In 1928, he visited New York City. At first, frightened by the prospect of Prohibition, Ravel stopped drinking before the trip. But when told there would be plenty of illegal French wine, he started up again. Upon his arrival at his Manhattan hotel room, his first question was, “Are my cigarettes here?” They were indeed; he simply couldn’t live without his Caporals. He had brought twenty pairs of pajamas with him; his fifty-seven ties had to be adjusted, as they were half an inch too long. He visited Connie’s Inn in Harlem, and George Gershwin, who wanted to take lessons from him (Ravel discouraged him, telling him that it was better to write good Gershwin than bad Ravel), took him to the Savoy Ballroom. Ravel had heard jazz before, but this was the real thing. His imagination was set aflame.
Ravel’s jazz-influenced piano concerto was not completed immediately upon his return to Europe, however. First came his infamous Bolero. Then came his piano concerto for the left hand, in one dark and unsettling movement. The piano concerto in G was finally finished in 1931.
It opens theatrically, with a crack of a whip, followed by a solo piccolo playing over piano arpeggios. It’s a crazy beginning. It then moves in fits and starts, with moments of wild abandon alternating with moments of great tenderness. But what I find most astonishing about it is its direct lifting of one of the central motifs of Gerswhin’s Rhapsody in Blue.
The second movement couldn’t be more of a contrast. Modeled on the second movement of Mozart’s clarinet quintet, it’s smooth and glacial. It begins with three minutes of a lilting and very slow waltz played by an unaccompanied piano. There are no fireworks here: the piano part is kept as simple as possible.
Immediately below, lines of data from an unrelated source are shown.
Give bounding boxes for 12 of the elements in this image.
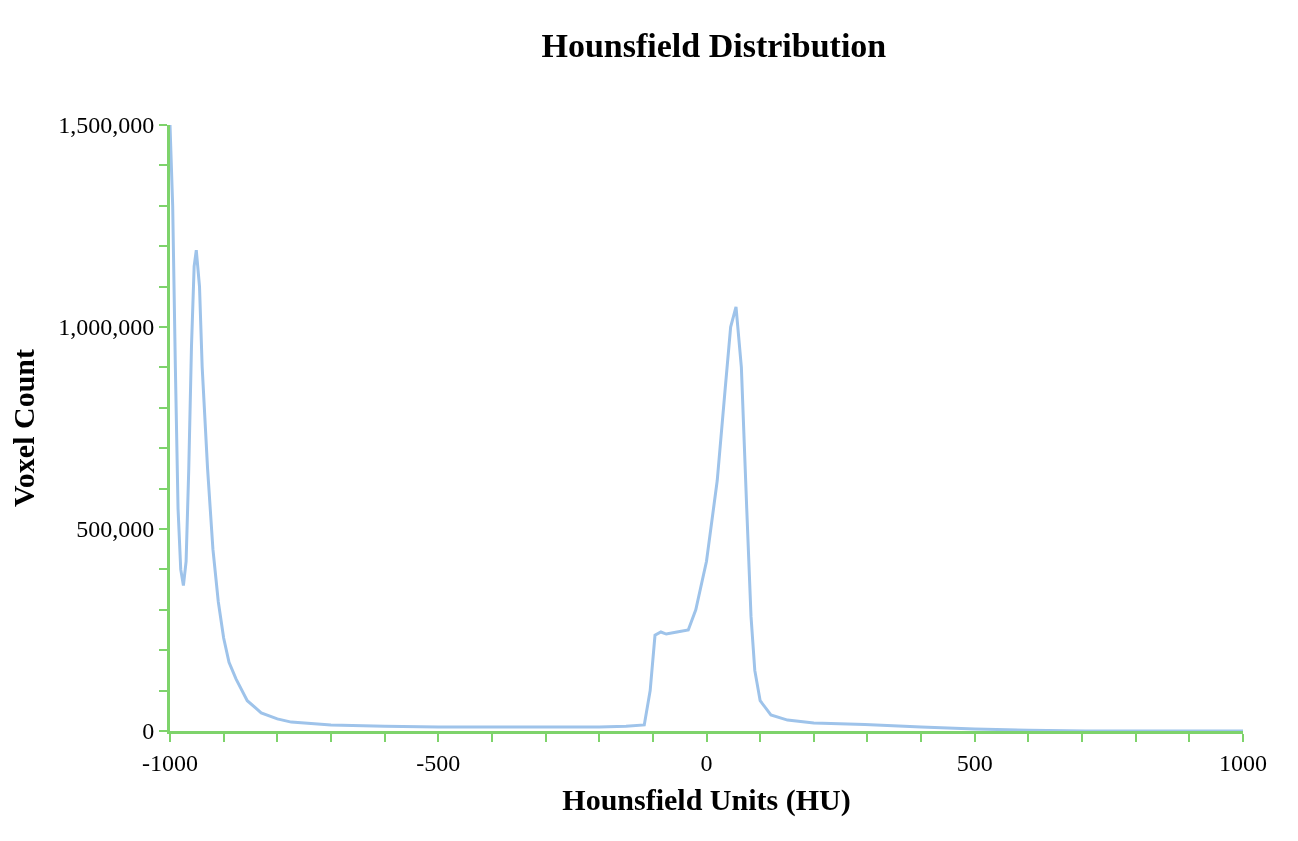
y-tick-label: 1,000,000 (58, 314, 155, 341)
chart-title: Hounsfield Distribution (541, 27, 887, 65)
x-axis-title: Hounsfield Units (HU) (562, 783, 851, 818)
y-tick-label: 500,000 (76, 516, 155, 543)
x-tick-label: 1000 (1219, 749, 1267, 776)
y-tick-label: 1,500,000 (58, 112, 155, 139)
y-tick-label: 0 (142, 718, 155, 745)
x-tick-label: -1000 (142, 749, 198, 776)
x-tick-label: 500 (956, 749, 993, 776)
x-tick-label: 0 (700, 749, 713, 776)
y-axis-title: Voxel Count (7, 348, 41, 508)
x-tick-label: -500 (416, 749, 461, 776)
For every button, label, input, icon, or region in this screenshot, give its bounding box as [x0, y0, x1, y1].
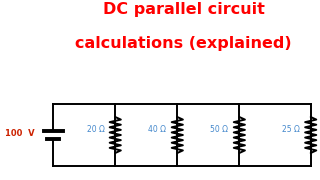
Text: 40 Ω: 40 Ω	[148, 125, 166, 134]
Text: 20 Ω: 20 Ω	[86, 125, 104, 134]
Text: 25 Ω: 25 Ω	[282, 125, 300, 134]
Text: 50 Ω: 50 Ω	[211, 125, 228, 134]
Text: calculations (explained): calculations (explained)	[75, 36, 292, 51]
Text: 100  V: 100 V	[5, 129, 35, 138]
Text: DC parallel circuit: DC parallel circuit	[103, 2, 264, 17]
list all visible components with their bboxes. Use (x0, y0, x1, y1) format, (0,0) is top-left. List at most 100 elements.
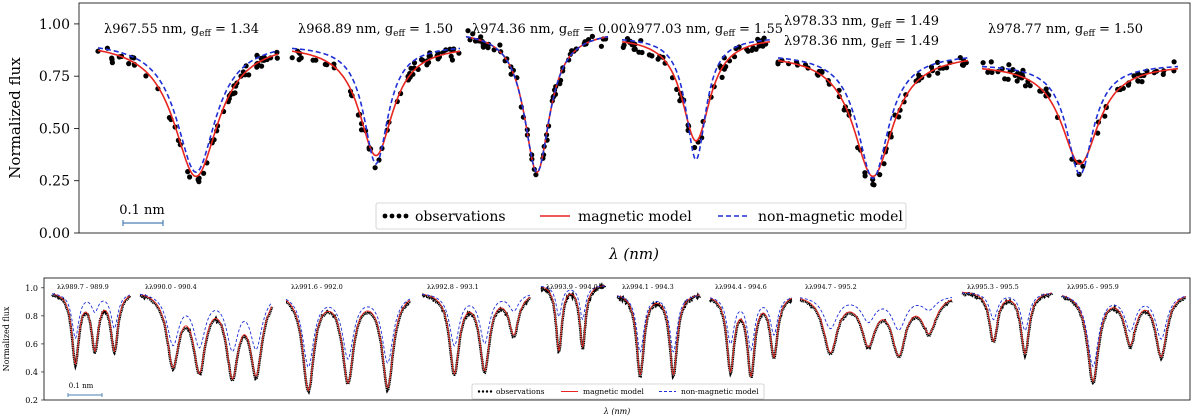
observation-point (187, 174, 193, 180)
main-legend-magnetic: magnetic model (578, 209, 692, 225)
observation-point (230, 91, 236, 97)
main-subpanel-label: λ978.77 nm, geff = 1.50 (988, 22, 1143, 39)
main-subpanel: λ974.36 nm, geff = 0.00 (465, 22, 627, 178)
observation-point (759, 38, 765, 44)
bottom-scale-bar-label: 0.1 nm (69, 382, 94, 390)
bottom-magnetic-model-line (709, 297, 793, 378)
main-subpanel: λ978.77 nm, geff = 1.50 (980, 22, 1179, 177)
bottom-nonmagnetic-model-line (962, 292, 1053, 332)
nonmagnetic-model-line (777, 57, 969, 180)
observation-point (692, 144, 698, 151)
observation-point (480, 44, 486, 50)
observation-point (109, 55, 115, 61)
observation-point (589, 33, 596, 40)
observation-point (935, 59, 941, 65)
bottom-y-tick-label: 0.2 (25, 396, 38, 405)
nonmagnetic-model-line (621, 38, 771, 162)
bottom-magnetic-model-line (51, 293, 131, 366)
bottom-y-tick-label: 0.6 (25, 340, 38, 349)
main-y-axis: 0.00 0.25 0.50 0.75 1.00 (39, 17, 79, 242)
observation-point (185, 169, 191, 175)
observation-point (322, 61, 328, 67)
observation-point (1095, 130, 1101, 136)
bottom-subpanel: λλ994.4 - 994.6 (708, 283, 793, 379)
observation-point (819, 69, 825, 75)
bottom-magnetic-model-line (1061, 295, 1187, 383)
bottom-y-tick-label: 0.4 (25, 368, 38, 377)
main-observations-series (980, 59, 1177, 177)
main-legend-obs-marker (382, 213, 409, 219)
main-observations-series (465, 28, 609, 178)
bottom-subpanel: λλ995.3 - 995.5 (961, 283, 1054, 361)
observation-point (465, 28, 471, 34)
bottom-legend: observations magnetic model non-magnetic… (471, 383, 765, 400)
observation-point (749, 47, 755, 53)
observation-point (753, 46, 759, 52)
observation-point (870, 181, 876, 187)
observation-point (775, 61, 781, 67)
bottom-subpanel-label: λλ994.4 - 994.6 (715, 283, 767, 291)
observation-point (372, 165, 378, 171)
main-subpanel: λ968.89 nm, geff = 1.50 (289, 22, 462, 171)
bottom-subpanel: λλ995.6 - 995.9 (1060, 283, 1187, 385)
bottom-y-tick-label: 0.8 (25, 312, 38, 321)
magnetic-model-line (981, 67, 1179, 165)
observation-point (620, 44, 626, 51)
observation-point (756, 43, 762, 49)
main-subpanel: λ967.55 nm, geff = 1.34 (95, 22, 280, 185)
bottom-subpanel: λλ994.1 - 994.3 (616, 283, 702, 381)
observation-point (109, 60, 115, 66)
bottom-subpanels: λλ989.7 - 989.9 λλ990.0 - 990.4 λλ991.6 - … (51, 282, 1187, 395)
observation-point (881, 161, 887, 167)
bottom-magnetic-model-line (421, 293, 531, 375)
main-subpanel: λ977.03 nm, geff = 1.55 (620, 22, 783, 162)
observation-point (557, 81, 563, 87)
observation-point (289, 55, 295, 61)
observation-point (935, 70, 941, 76)
bottom-legend-nonmagnetic: non-magnetic model (681, 387, 759, 396)
observation-point (1002, 76, 1008, 82)
main-y-axis-label: Normalized flux (6, 57, 24, 179)
observation-point (631, 46, 637, 53)
main-observations-series (775, 55, 969, 188)
bottom-nonmagnetic-model-line (799, 297, 953, 331)
bottom-chart: 0.2 0.4 0.6 0.8 1.0 Normalized flux λ (nm) λ… (2, 277, 1191, 416)
main-subpanels: λ967.55 nm, geff = 1.34 λ968.89 nm, geff … (95, 14, 1179, 188)
bottom-y-axis: 0.2 0.4 0.6 0.8 1.0 (25, 284, 44, 405)
observation-point (478, 34, 484, 40)
bottom-subpanel-label: λλ994.7 - 995.2 (805, 283, 857, 291)
observation-point (1125, 82, 1131, 88)
nonmagnetic-model-line (981, 65, 1179, 176)
main-subpanel-label: λ978.33 nm, geff = 1.49 (784, 14, 939, 31)
main-axes-frame (78, 2, 1191, 234)
observation-point (201, 170, 207, 176)
observation-point (1014, 78, 1020, 84)
observation-point (426, 53, 432, 59)
magnetic-model-line (777, 59, 969, 178)
nonmagnetic-model-line (291, 47, 461, 166)
observation-point (1135, 78, 1141, 84)
bottom-subpanel: λλ993.9 - 994.0 (540, 282, 607, 354)
bottom-nonmagnetic-model-line (709, 297, 793, 352)
observation-point (470, 31, 476, 37)
nonmagnetic-model-line (97, 47, 279, 174)
observation-point (1171, 59, 1177, 65)
observation-point (497, 42, 503, 48)
observation-point (1102, 113, 1108, 119)
main-subpanel-label: λ967.55 nm, geff = 1.34 (104, 22, 259, 39)
bottom-magnetic-model-line (139, 293, 273, 380)
bottom-subpanel: λλ990.0 - 990.4 (139, 283, 274, 384)
bottom-magnetic-model-line (799, 298, 953, 357)
bottom-observations-series (1060, 295, 1186, 385)
bottom-nonmagnetic-model-line (540, 285, 605, 321)
observation-point (533, 172, 539, 178)
observation-point (195, 177, 201, 183)
bottom-subpanel: λλ989.7 - 989.9 (51, 283, 132, 371)
observation-point (988, 59, 994, 65)
bottom-subpanel-label: λλ994.1 - 994.3 (622, 283, 674, 291)
bottom-nonmagnetic-model-line (616, 294, 701, 353)
bottom-subpanel-label: λλ995.3 - 995.5 (967, 283, 1019, 291)
main-subpanel-label: λ968.89 nm, geff = 1.50 (298, 22, 453, 39)
magnetic-model-line (621, 41, 771, 142)
observation-point (1006, 62, 1012, 68)
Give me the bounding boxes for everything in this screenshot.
Even Ravel, a terrible pianist, probably played it quite well. When the orchestra enters and touches of dissonance appear, the placidity and simplicity remain. It always brings tears to my eyes.
The third movement begins with a brass fanfare and a drum roll, followed by some extremely fast and rhythmic piano playing in G; suddenly piccolo and trombone enter in an entirely different key. The jarring contrasts continue, with martial elements jousting with cartoon music. Gershwin is back, to a degree (especially in the trombone parts), but here the jazz is undercut by fugal elements and extremely strict time—no swing appears.
The concerto as a whole is brilliant, quite mad, and very showoffy. Martha Argerich, with Claudio Abbado conducting the Berliner Philharmoniker, does it full justice.